You go right ahead and live on the block where 10 guilty guys went free.
Tell you what. I'll live with the criminals, and you live in the next town over where the cops can do whatever the hell they want. I guarantee you I'll have a longer, safer life than you will. What people like you never seem to understand is that when cops don't follow the law, they're no longer serving and protecting -- they're just the biggest, toughest, meanest gang on the street.
The correlation between ignorance of statistics and using "correlation is not causation" as an argument is close to 1.
Wrong. The ONLY punishment appropriate when government violates the rights of the accused in the course of collecting evidence is to deprive them of the use of that evidence.
It might be worth pointing out that this is only true in the United States. No other country (including those with search and seizure protections enshrined in their respective constitutions) adheres to an exclusionary rule as a matter of constitutional principle.
Even in the U.S., the exclusionary rule took a while to evolve. Even after it was crafted as a federal standard, the states took a while to fall in line. There are ways of deterring bad official conduct that don't involve excluding relevant evidence of a criminal offense. (Civil suit against the police, independent disciplinary bodies, etc.) Other countries manage just fine.

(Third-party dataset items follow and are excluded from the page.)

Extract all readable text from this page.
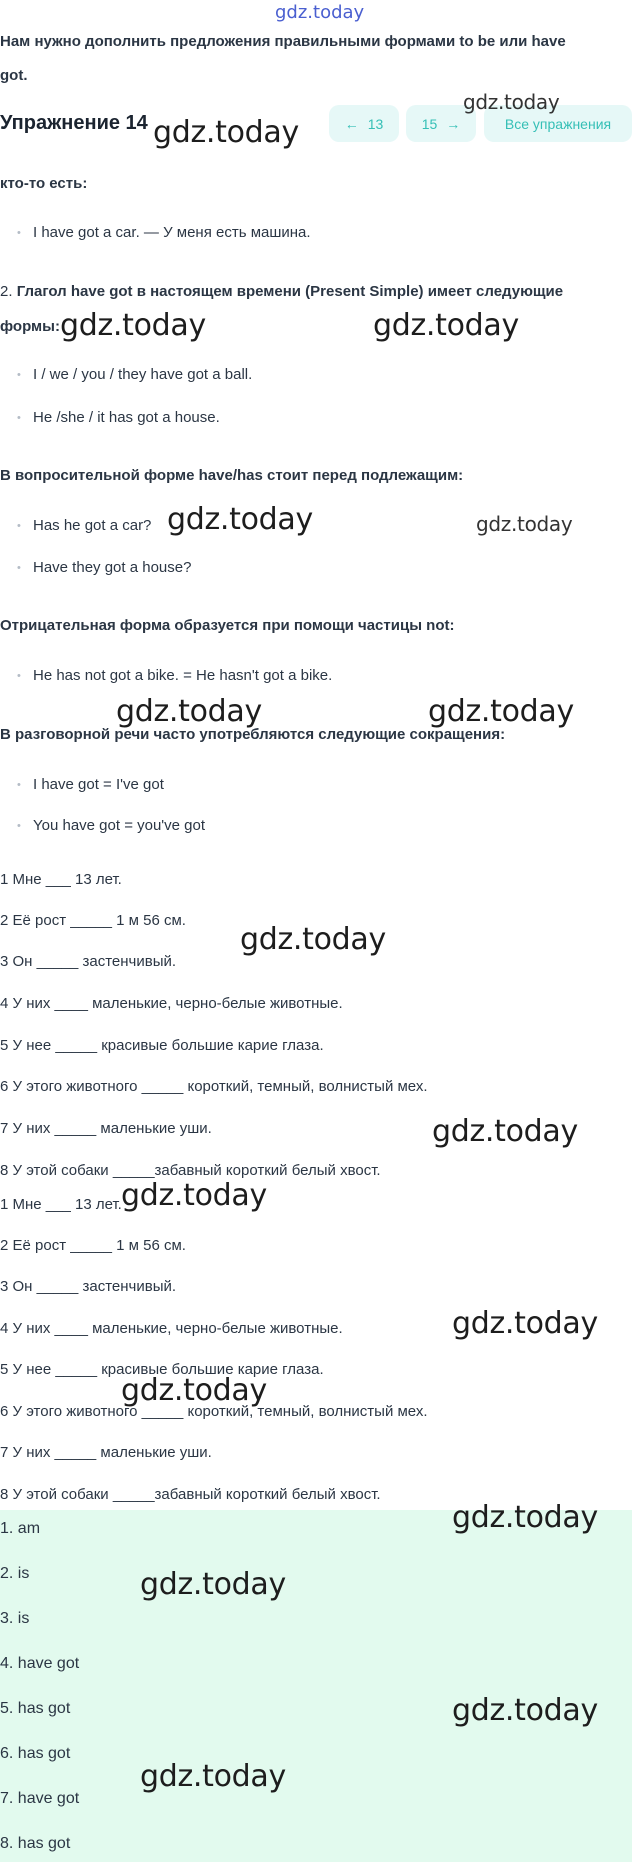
gdz.today
Нам нужно дополнить предложения правильными формами to be или have
got.
Упражнение 14	← 13	15 →	Все упражнения
кто-то есть:
• I have got a car. — У меня есть машина.
2. Глагол have got в настоящем времени (Present Simple) имеет следующие
формы:
• I / we / you / they have got a ball.
• He /she / it has got a house.
В вопросительной форме have/has стоит перед подлежащим:
• Has he got a car?
• Have they got a house?
Отрицательная форма образуется при помощи частицы not:
• He has not got a bike. = He hasn't got a bike.
В разговорной речи часто употребляются следующие сокращения:
• I have got = I've got
• You have got = you've got
1 Мне ___ 13 лет.
2 Её рост _____ 1 м 56 см.
3 Он _____ застенчивый.
4 У них ____ маленькие, черно-белые животные.
5 У нее _____ красивые большие карие глаза.
6 У этого животного _____ короткий, темный, волнистый мех.
7 У них _____ маленькие уши.
8 У этой собаки _____забавный короткий белый хвост.
1 Мне ___ 13 лет.
2 Её рост _____ 1 м 56 см.
3 Он _____ застенчивый.
4 У них ____ маленькие, черно-белые животные.
5 У нее _____ красивые большие карие глаза.
6 У этого животного _____ короткий, темный, волнистый мех.
7 У них _____ маленькие уши.
8 У этой собаки _____забавный короткий белый хвост.
1. am
2. is
3. is
4. have got
5. has got
6. has got
7. have got
8. has got
gdz.today
gdz.today
gdz.today	gdz.today
gdz.today	gdz.today
gdz.today	gdz.today
gdz.today
gdz.today
gdz.today
gdz.today
gdz.today
gdz.today
gdz.today
gdz.today
gdz.today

This is very much about big brother watching you. The police work wasn't sloppy, they surely knew they dd not have sufficient evidence to obtain a warrant, so they pretended to assume it wasn't necessary.
They could have, and should have, put a tail on him the old fashioned way. That way someone can actually account for the suspect's whereabouts and conduct. A GPS tracker indicates a lot more than just a suspect's car's position, and goes where conventional surveillance cannot. If a form of tracking is allowed, then the information gathered by it is admissible in court.
That means if a murder suspect parks in front of a gun shop, the jury gets to hear about it, even if the suspect gets a slice of pizza next door. With nobody there to bear witness, the information gathered cannot be interpreted accurately and only serves to prejudice the suspect and/or waste the court's time deciding what to make of it.